- European game cover
- Developer: Compile Heart
- Publishers: JP: Compile Heart; NA: NIS America; EU: NIS Europe; WW: Ghostlight (PC); WW: Eastasiasoft (Switch);
- Director: Kenta Sugano
- Producers: Keiji Inafune Norihisa Kochiwa
- Artist: Kei Nanameda
- Writers: Atsushi Ishizuka Hikaru Sakai Momoko Terajima
- Composer: Tenpei Sato
- Platforms: PlayStation 3, Microsoft Windows, Nintendo Switch
- Release: PlayStation 3JP: March 22, 2012; EU: September 28, 2012; NA: October 16, 2012; Microsoft WindowsWW: October 22, 2015; Nintendo SwitchWW: September 14, 2023;
- Genre: Role-playing
- Mode: Single-player

= Mugen Souls =

2012 video game

Mugen Souls (圧倒的遊戯 ムゲンソウルズ, Attōteki Yūgi Mugen Souruzu) is a Japanese role-playing video game developed by Compile Heart with collaboration from GCREST and published in North America and the PAL regions by NIS America. Certain aspects of the original Western release were edited and some mini-games were disabled.

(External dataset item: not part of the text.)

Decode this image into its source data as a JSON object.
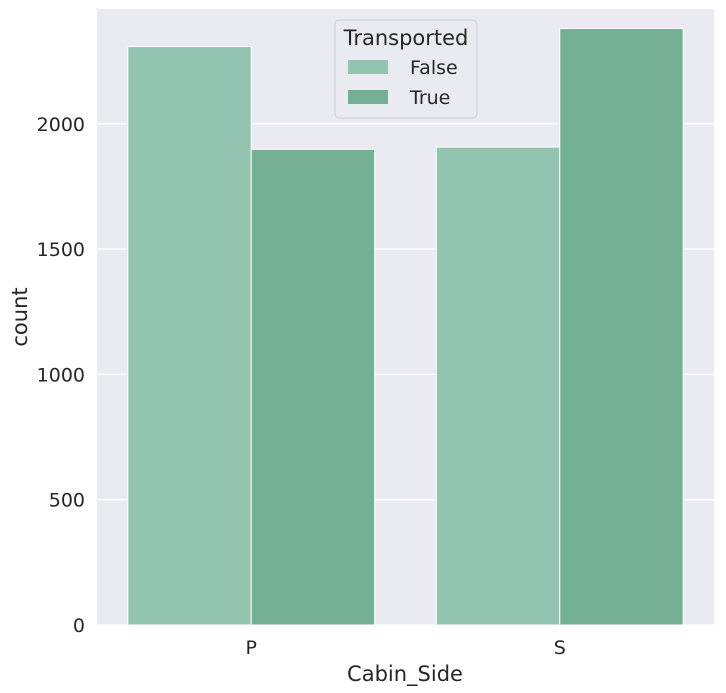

A Nintendo Switch port, published by Eastasiasoft, was released in April 2023, with all of the content uncensored. A sequel titled Mugen Souls Z was released on April 25, 2013.

==Plot==
The main protagonist of Mugen Souls, Chou-Chou, plans to conquer the universe by subjugating the seven worlds it comprises, as she thinks the planets look pretty. Traveling from world to world with her trusty companion Altis, and loyal peon Ryuto, Chou-Chou aims to turn the heroes and demon lords of each world into her 'peons' (servants), saving the world from conflict in the process.

==Gameplay==
Gameplay revolves around exploration and turn-based, open-field combat (same as Hyperdimension Neptunia mk2 gameplay), and the game also includes mini games and customization.

==Release==
The Nintendo Switch port was released by Eastasiasoft on April 27, 2023.

==Reception==

The game was met with mixed reviews. The PlayStation 3 version received "mixed or average" reviews according to review aggregator Metacritic.

Aggregate score
| Aggregator | Score |
|---|---|
| Metacritic | PS3: 55/100 |

Review scores
| Publication | Score |
|---|---|
| Famitsu | 31/40 |
| Game Informer | 5.0/10 |
| IGN | 3.9/10 |

==Sequel==
Mugen Souls Z is the sequel to Mugen Souls, released in Japan on 25 April 2013, North America on 20 May 2014 and Europe on 23 May 2014 for the PlayStation 3. The protagonist is Syrma, a goddess aiming to stop an awkward ancient threat. Gameplay aspects include level caps of 9,999, large mecha, and billion-point damage. A Nintendo Switch port was released in September 2023 release.